Listening to: “Pushit (Live)” by Tool
I have an appointment tomorrow with a gastroenterologist and I’m kind of nervous. For the past few months, I’ve been having really bad stomach problems. It started out once every other week or so, moved to once a week, then every other day, and now it’s all day, every day. When I’m eating or when I’m not eating, my stomach is killing me. It’s like a dull pain, with little shocks of sharp pain thrown in. It gets worse after I eat. I feel a stabbing pain that lasts for hours. I was taking Aleve for it, but figured that probably wasn’t the best thing for my stomach, so now I’m just suffering through it until I can get some Tylenol or Tums or Maalox. I have no idea what the problem could be.

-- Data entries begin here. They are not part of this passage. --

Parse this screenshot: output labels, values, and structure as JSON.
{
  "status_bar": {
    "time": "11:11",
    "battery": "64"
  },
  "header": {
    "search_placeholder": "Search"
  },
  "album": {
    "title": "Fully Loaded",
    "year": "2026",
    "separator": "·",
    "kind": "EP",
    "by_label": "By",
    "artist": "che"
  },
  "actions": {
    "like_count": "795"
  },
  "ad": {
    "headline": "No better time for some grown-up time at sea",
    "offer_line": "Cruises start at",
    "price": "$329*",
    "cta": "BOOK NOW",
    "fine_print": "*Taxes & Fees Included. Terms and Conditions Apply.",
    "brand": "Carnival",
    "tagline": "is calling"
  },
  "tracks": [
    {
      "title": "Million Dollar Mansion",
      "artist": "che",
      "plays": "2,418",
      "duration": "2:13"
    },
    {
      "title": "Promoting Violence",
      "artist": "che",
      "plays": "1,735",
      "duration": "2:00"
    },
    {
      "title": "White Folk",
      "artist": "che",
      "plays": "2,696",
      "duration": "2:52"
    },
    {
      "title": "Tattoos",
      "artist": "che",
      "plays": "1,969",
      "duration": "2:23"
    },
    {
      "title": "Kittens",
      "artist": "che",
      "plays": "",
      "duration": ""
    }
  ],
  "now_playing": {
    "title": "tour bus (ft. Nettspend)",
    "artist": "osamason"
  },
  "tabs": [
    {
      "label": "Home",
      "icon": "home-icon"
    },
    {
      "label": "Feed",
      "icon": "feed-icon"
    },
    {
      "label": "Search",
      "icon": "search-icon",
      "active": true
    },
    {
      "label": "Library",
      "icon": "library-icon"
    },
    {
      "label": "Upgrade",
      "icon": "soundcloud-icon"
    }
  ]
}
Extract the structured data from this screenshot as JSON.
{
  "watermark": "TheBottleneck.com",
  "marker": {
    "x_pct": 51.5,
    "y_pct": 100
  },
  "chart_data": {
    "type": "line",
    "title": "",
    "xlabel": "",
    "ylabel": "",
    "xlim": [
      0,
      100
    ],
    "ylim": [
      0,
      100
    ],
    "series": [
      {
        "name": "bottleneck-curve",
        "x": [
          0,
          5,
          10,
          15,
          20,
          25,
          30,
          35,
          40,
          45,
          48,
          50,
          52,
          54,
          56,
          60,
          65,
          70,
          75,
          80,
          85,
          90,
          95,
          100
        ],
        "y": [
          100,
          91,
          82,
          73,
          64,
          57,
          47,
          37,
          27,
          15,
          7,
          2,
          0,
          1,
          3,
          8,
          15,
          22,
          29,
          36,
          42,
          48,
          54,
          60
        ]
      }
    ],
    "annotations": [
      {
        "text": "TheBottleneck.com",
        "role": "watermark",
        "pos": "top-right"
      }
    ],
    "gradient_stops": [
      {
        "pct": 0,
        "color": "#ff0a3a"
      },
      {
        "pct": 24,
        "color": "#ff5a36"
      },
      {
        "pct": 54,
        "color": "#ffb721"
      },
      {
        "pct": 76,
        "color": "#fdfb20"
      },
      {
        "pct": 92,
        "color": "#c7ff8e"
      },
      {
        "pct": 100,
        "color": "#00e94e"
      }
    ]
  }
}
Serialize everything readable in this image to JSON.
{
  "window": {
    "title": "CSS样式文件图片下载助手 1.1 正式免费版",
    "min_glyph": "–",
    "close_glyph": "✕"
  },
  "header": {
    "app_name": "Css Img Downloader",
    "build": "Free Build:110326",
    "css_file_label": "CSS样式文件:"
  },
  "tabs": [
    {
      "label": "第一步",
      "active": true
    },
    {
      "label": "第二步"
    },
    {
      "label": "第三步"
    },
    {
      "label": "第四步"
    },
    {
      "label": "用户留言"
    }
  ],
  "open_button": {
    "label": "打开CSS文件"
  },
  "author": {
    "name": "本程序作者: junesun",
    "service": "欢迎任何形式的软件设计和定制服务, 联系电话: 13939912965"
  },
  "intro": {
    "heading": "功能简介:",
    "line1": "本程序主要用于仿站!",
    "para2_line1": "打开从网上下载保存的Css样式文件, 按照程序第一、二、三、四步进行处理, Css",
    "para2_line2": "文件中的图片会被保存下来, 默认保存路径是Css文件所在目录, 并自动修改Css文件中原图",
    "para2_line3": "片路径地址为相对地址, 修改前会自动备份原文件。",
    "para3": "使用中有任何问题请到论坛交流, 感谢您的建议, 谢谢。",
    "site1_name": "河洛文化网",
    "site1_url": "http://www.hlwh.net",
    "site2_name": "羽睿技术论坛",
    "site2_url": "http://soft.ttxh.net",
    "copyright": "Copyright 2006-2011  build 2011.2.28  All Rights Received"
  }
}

I originally thought it was my PCOS (Polycystic Ovarian Syndrome) because I would start spotting afterwards, but I went to the gynecologist and she said everything was fine. So the blood is coming from somewhere, right? After the second job tonight, I need to write down all of my symptoms and bring the list with me, so I don’t forget anything. Right now, I just want to know what’s wrong, so that I can fix it. I was talking to a friend of mine and she said she had similar problems and they thought she might have developed a gluten allergy. I was thinking that too until my stomach started hurting constantly, whether I was eating or not.
In other news…well, there is no other news. I’m working all the time and it’s starting to take it’s toll. I’m tired all the time and I feel like I can never get enough sleep, but when I lay down at night, there’s too much going on in my head and I feel like I can’t relax. I started re-reading the Twilight Series by Stephenie Meyers since the fourth book is coming out soon and the movie will be out in December. I just finished Eclipse the night before, so now I’m back to book one, Twilight. I’m kind of hesitant to read New Moon again because I connected so much emotionally to that book that I would sit and cry while I was reading it. It evoked so much inside of my head and my heart. I don’t know if I have the energy to go through that again. But anyway…I’m reading them at night before I go to bed, so I an at least relax a little.
Besides working and working, nothing new is going on. Trying to keep up with the 365 for Flickr and continuing to think about what I’m doing with my life. But I guess that’s an every day thing anyway.